What should you do as parents?

Don’t panic.

This is just another one of many trends that will continue to make parenting a lot harder than our parents had it. Once this fad has passed, I’m sure it won’t be long before another ‘Huggy Wuggy’ lookalike concern raises its ugly head.

Be informed. 

Always know what your children are watching or playing and take the time to research it. It could look innocent at first but down the track, it may introduce something dangerous or allow unsolicited interactions with other players. 

Don’t rely on parental controls. 

It would be nice if we could just click on one setting and never have to worry about what our children are seeing but that is not the case. Fully use whatever privacy settings and net nannies you have access to but don’t rely on them. Unscrupulous people are always looking for a way around parental controls and it is difficult for technology to keep up with them.

Talk with your children.

I know this is one I repeat a lot however, open conversations with your child about what they are watching, playing or talking about at school are the most important thing you can do to keep your child safe and happy. Whatever new threat arises, talking with your children can nip threats in the bud and minimise potential harm before it becomes a reality. I’ve bolded and italicised the word ‘with’ because it’s not just talking to your children or lecturing them on the dangers of this or that. Neither is it about passively listening as your child talks endlessly about things that don’t seem such a big deal. The key is to engage with each other so both feel heard, understood and accepted. 

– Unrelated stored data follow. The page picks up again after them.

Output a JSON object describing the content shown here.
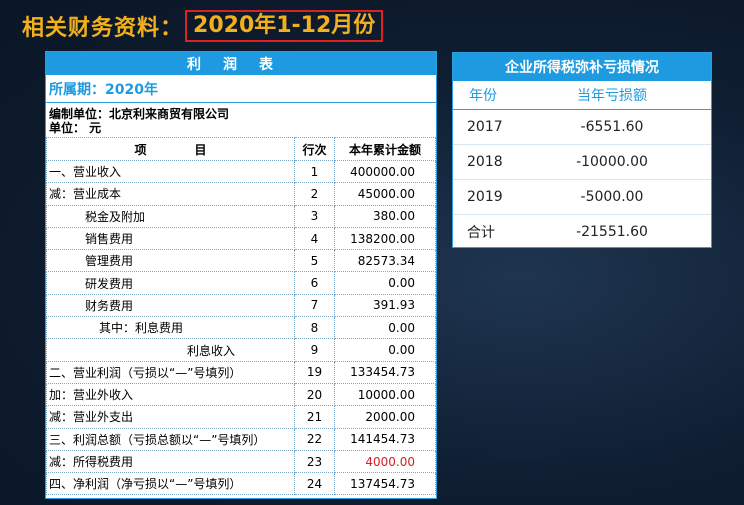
{
  "header": {
    "label": "相关财务资料：",
    "period": "2020年1-12月份"
  },
  "income_statement": {
    "title": "利润表",
    "period_label": "所属期：2020年",
    "unit_org": "编制单位：北京利来商贸有限公司",
    "unit": "单位：  元",
    "columns": [
      "项　　　　目",
      "行次",
      "本年累计金额"
    ],
    "rows": [
      {
        "item": "一、营业收入",
        "line": "1",
        "amount": "400000.00"
      },
      {
        "item": "减：营业成本",
        "line": "2",
        "amount": "45000.00"
      },
      {
        "item": "税金及附加",
        "line": "3",
        "amount": "380.00"
      },
      {
        "item": "销售费用",
        "line": "4",
        "amount": "138200.00"
      },
      {
        "item": "管理费用",
        "line": "5",
        "amount": "82573.34"
      },
      {
        "item": "研发费用",
        "line": "6",
        "amount": "0.00"
      },
      {
        "item": "财务费用",
        "line": "7",
        "amount": "391.93"
      },
      {
        "item": "其中：利息费用",
        "line": "8",
        "amount": "0.00"
      },
      {
        "item": "利息收入",
        "line": "9",
        "amount": "0.00"
      },
      {
        "item": "二、营业利润（亏损以“—”号填列）",
        "line": "19",
        "amount": "133454.73"
      },
      {
        "item": "加：营业外收入",
        "line": "20",
        "amount": "10000.00"
      },
      {
        "item": "减：营业外支出",
        "line": "21",
        "amount": "2000.00"
      },
      {
        "item": "三、利润总额（亏损总额以“—”号填列）",
        "line": "22",
        "amount": "141454.73"
      },
      {
        "item": "减：所得税费用",
        "line": "23",
        "amount": "4000.00"
      },
      {
        "item": "四、净利润（净亏损以“—”号填列）",
        "line": "24",
        "amount": "137454.73"
      }
    ],
    "highlight_color": "#d42020"
  },
  "loss_table": {
    "title": "企业所得税弥补亏损情况",
    "columns": [
      "年份",
      "当年亏损额"
    ],
    "rows": [
      {
        "year": "2017",
        "loss": "-6551.60"
      },
      {
        "year": "2018",
        "loss": "-10000.00"
      },
      {
        "year": "2019",
        "loss": "-5000.00"
      },
      {
        "year": "合计",
        "loss": "-21551.60"
      }
    ]
  },
  "colors": {
    "accent": "#1e9be0",
    "title": "#f2b01e",
    "border_highlight": "#e02020"
  }
}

Don’t punish them when they tell you something. 

The number one reason why children don’t tell their parents about something disturbing is that they are worried about being punished by having their technology taken away. Often, when a parent finds out that a child is playing an inappropriate game, they will respond by banning the child from technology for a set amount of time. A better way forward is to have conversations with them about why it is harmful, block that particular game and tell them why you are doing that. Reinforce the fact that you won’t take away their device just because they have told you about something bad or fearful that happened using it. Of course, if they deliberately defy you, then that is a different ball game altogether and taking away access to technology is an entirely appropriate punishment.

Don’t poke the bear.

If your child is young, they may be completely unaware of Huggy Wuggy so don’t raise it with them. Children are innately curious so don’t give them a reason to try and find out more about Huggy Wuggy. Ignorance can be bliss when it comes to protecting our children from harm. Keep your ear to their conversations to see if it is something they may have come across but there is no need to raise their curiosity so they want to look into it more. We will not be talking about Huggy Wuggy in school for this very reason but want parents to be aware of the latest harmful trend doing the rounds.